Nokia has surprised the world by getting back into mobile devices a lot faster than anyone could ever have imagined post Microsoft digesting Nokia’s previous smartphone and tablet business.
Just over the past few days, Nokia executives denied they were getting back into smartphones, but no-one expected this to mean that Nokia was just days away from releasing its very first Android tablet.
Dubbed the N1, a return to Nokia’s naming conventions of old, Nokia has even whipped up its own skin dubbed the ‘predictive Nokia Z Launcher interface’.
It seems a clue to what could have been had Stephen Elop’s burning platform memo never emerged, and had Nokia never sold part of itself to the wreckers of Redmond, although Nokia sure did earn itself a big stack of pretty pennies in the process.
It seems at least some of that cash has gone into what Nokia says is the N1’s ‘carefully crafted industrial design with a focus on simplicity’, something Nokia’s Symbian platform sorely needed.
But don’t expect to buy this tablet before Christmas - sadly Nokia was just not that organised, because this tablet won’t see the light of day until Q1 2015, and only in China at first, although it will spread to other markets.
That China thing is a big clue, too, because it turns out that Nokia isn’t actually making the tablets itself, but has instead ensure the N1 is brough to market /through a brand-licensing agreement with an OEM partner responsible for manufacturing, distribution and sales.’
And so we see Sebastian Nyström, Head of Products at Nokia Technologies stating that: “We are pleased to bring the Nokia brand back into consumers' hands with the N1 Android tablet, and to help make sophisticated technologies simple. The N1 has a delightfully intuitive interface and an industrial design to match it. This is a great product for Nokia fans and everyone who has not found the right Android tablet yet."
That said, Nokia hasn’t left it all up to its OEM partner. Nokia boasts that the N1's ‘industrial design and Z Launcher application originate within the Nokia Technologies business’, which Nokia will use to strengthen its patent, tech and brand licensing portfolio.
However, Nokia is licensing the design, the Z Launcher and the IP on that chunk of profits we spoke of earlier, with Nokia describing it as a being ‘on a running royalty basis to the OEM partner’.
As we said - clever Nokia. The OEM is, as it turns out, ‘responsible for full business execution, from engineering and sales to customer care, including liabilities and warranty costs, inbound IP and software licensing and contractual agreements with 3rd parties.’

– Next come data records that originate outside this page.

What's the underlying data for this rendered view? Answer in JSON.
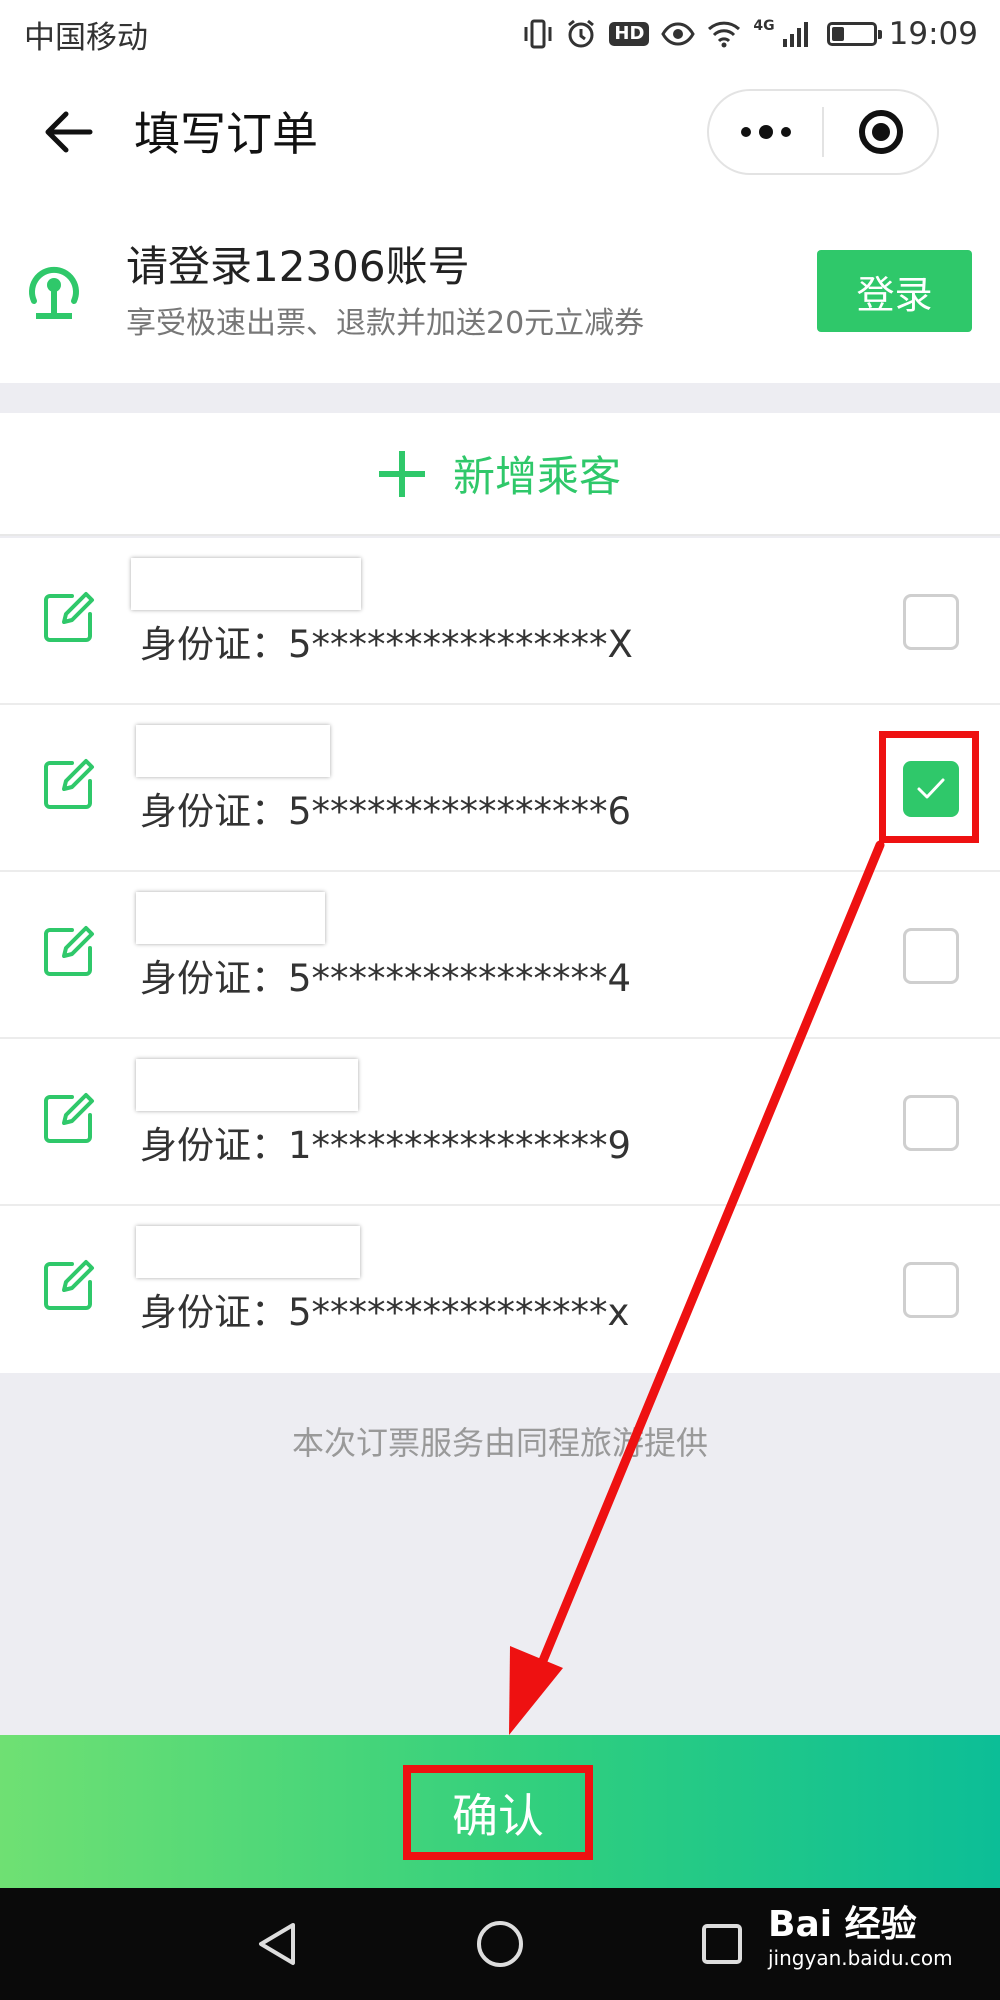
{
  "status_bar": {
    "carrier": "中国移动",
    "time": "19:09",
    "icons": [
      "vibrate-icon",
      "alarm-icon",
      "hd-icon",
      "eye-icon",
      "wifi-icon",
      "signal-4g-icon",
      "battery-icon"
    ],
    "hd_label": "HD",
    "network_label": "4G",
    "battery_level": 0.3
  },
  "header": {
    "title": "填写订单"
  },
  "login_card": {
    "title": "请登录12306账号",
    "subtitle": "享受极速出票、退款并加送20元立减券",
    "button_label": "登录"
  },
  "add_passenger": {
    "label": "新增乘客"
  },
  "passengers": [
    {
      "id_line": "身份证：5****************X",
      "checked": false
    },
    {
      "id_line": "身份证：5****************6",
      "checked": true
    },
    {
      "id_line": "身份证：5****************4",
      "checked": false
    },
    {
      "id_line": "身份证：1****************9",
      "checked": false
    },
    {
      "id_line": "身份证：5****************x",
      "checked": false
    }
  ],
  "footer_note": "本次订票服务由同程旅游提供",
  "confirm": {
    "label": "确认"
  },
  "watermark": {
    "brand": "Bai 经验",
    "url": "jingyan.baidu.com"
  },
  "colors": {
    "accent": "#2fc86a",
    "annotation": "#ee1111"
  }
}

So, what of this mysterious Z Launcher? It has nothing to do with Zombies, thankfully, but it may well be World War Z against all other tablet makers.

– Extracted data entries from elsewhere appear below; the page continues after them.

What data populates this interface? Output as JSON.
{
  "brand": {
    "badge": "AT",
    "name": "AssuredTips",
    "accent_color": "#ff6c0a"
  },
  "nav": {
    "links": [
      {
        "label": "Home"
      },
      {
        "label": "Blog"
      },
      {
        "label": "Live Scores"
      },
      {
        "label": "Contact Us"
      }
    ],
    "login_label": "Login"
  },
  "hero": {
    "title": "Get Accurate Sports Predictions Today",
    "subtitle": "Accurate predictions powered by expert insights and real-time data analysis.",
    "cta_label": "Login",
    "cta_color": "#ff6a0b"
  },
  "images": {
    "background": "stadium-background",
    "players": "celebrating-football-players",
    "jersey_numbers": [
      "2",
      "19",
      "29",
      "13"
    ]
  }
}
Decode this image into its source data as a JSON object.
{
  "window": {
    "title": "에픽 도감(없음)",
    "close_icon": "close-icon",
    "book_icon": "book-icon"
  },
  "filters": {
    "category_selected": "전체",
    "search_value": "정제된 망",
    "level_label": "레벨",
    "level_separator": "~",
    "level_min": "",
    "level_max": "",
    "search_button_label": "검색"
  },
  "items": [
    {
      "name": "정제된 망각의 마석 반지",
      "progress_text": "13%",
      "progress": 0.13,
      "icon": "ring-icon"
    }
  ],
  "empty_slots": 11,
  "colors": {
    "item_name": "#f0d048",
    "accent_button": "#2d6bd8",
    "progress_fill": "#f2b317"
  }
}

Z Launcher lets you scribble letters on the screen to find content and apps, with that ‘predictive’ bit way above the top of this article enabling Z Launcher to not only learn the apps you use, but to predict the apps you’ll want ‘based on time of day and location’.
And when it comes to the industrial design Nokia is vaunting, we’re talking about a single piece of aluminium with a ‘soft finish’ in grey and the silver-style colour that aluminium comes in - at least for the back of the device, with the front sporting a look that you could pretty easily mistake for an iPad mini.

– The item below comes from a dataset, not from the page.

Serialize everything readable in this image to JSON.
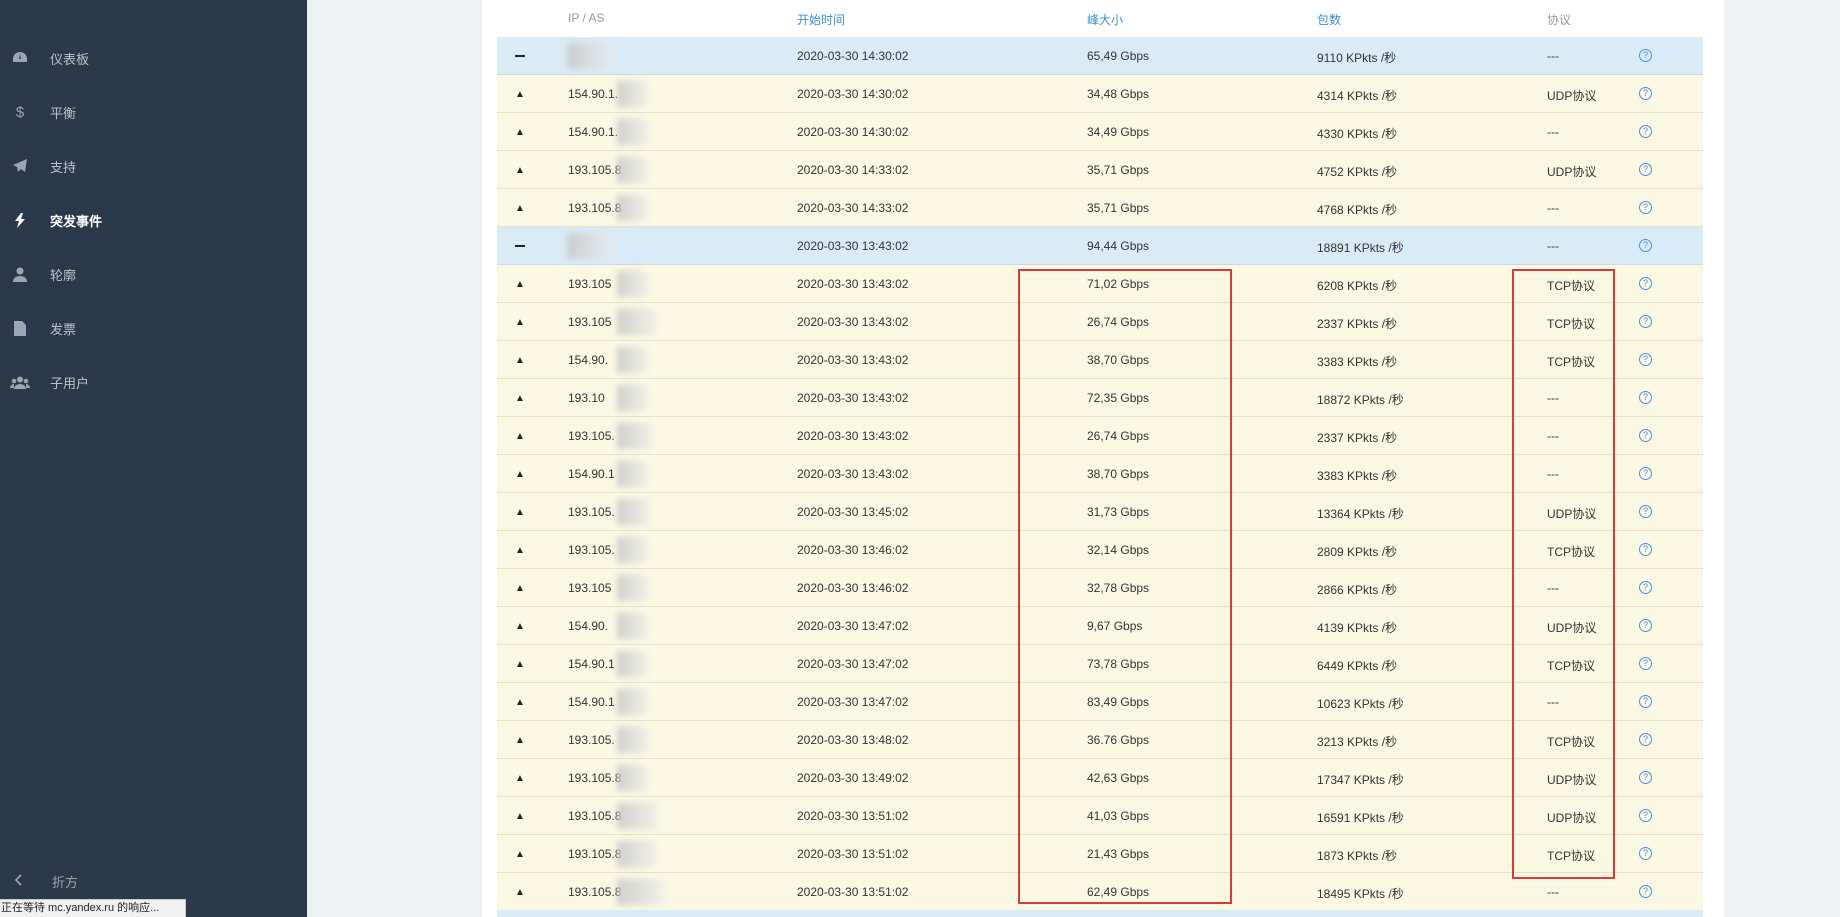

That is even more so when you learn the screen is 7.9-inches with a laminated display, with a thinness/thickness of just 6.9mm.
And there’s a couple more interesting specs that Nokia has announced - it is running Android Lollipop 5.0 and Nokia - or at least its OEM partner - has taken Intel marketing cash to ensure a quad core Intel Atom processor running at 2.4GHz inside.
Whether this tablet will make any kind of serious dent in a world already flooded with ARM and Intel-powered Atom tablets is yet to be seen, especially as Apple nevertheless sells bucket loads of iPads with very healthy margins.
There’s also talk that Intel will cease its very expensive marketing and subsidy efforts for Atom processors in tablets next year, so the big question now is whether we’ll ever see an N2 from Nokia and its partner, and whether it will end up going back to ARM if Intel subsidies dry up.
Until then, Nokia has joined the tablet arms race, but with an Intel processor and Nokia’s extremely late entry into the Android tablet game, let’s hope it isn’t fighting this battle with an arm tied behind its back - or is that without an ARM tied into the system?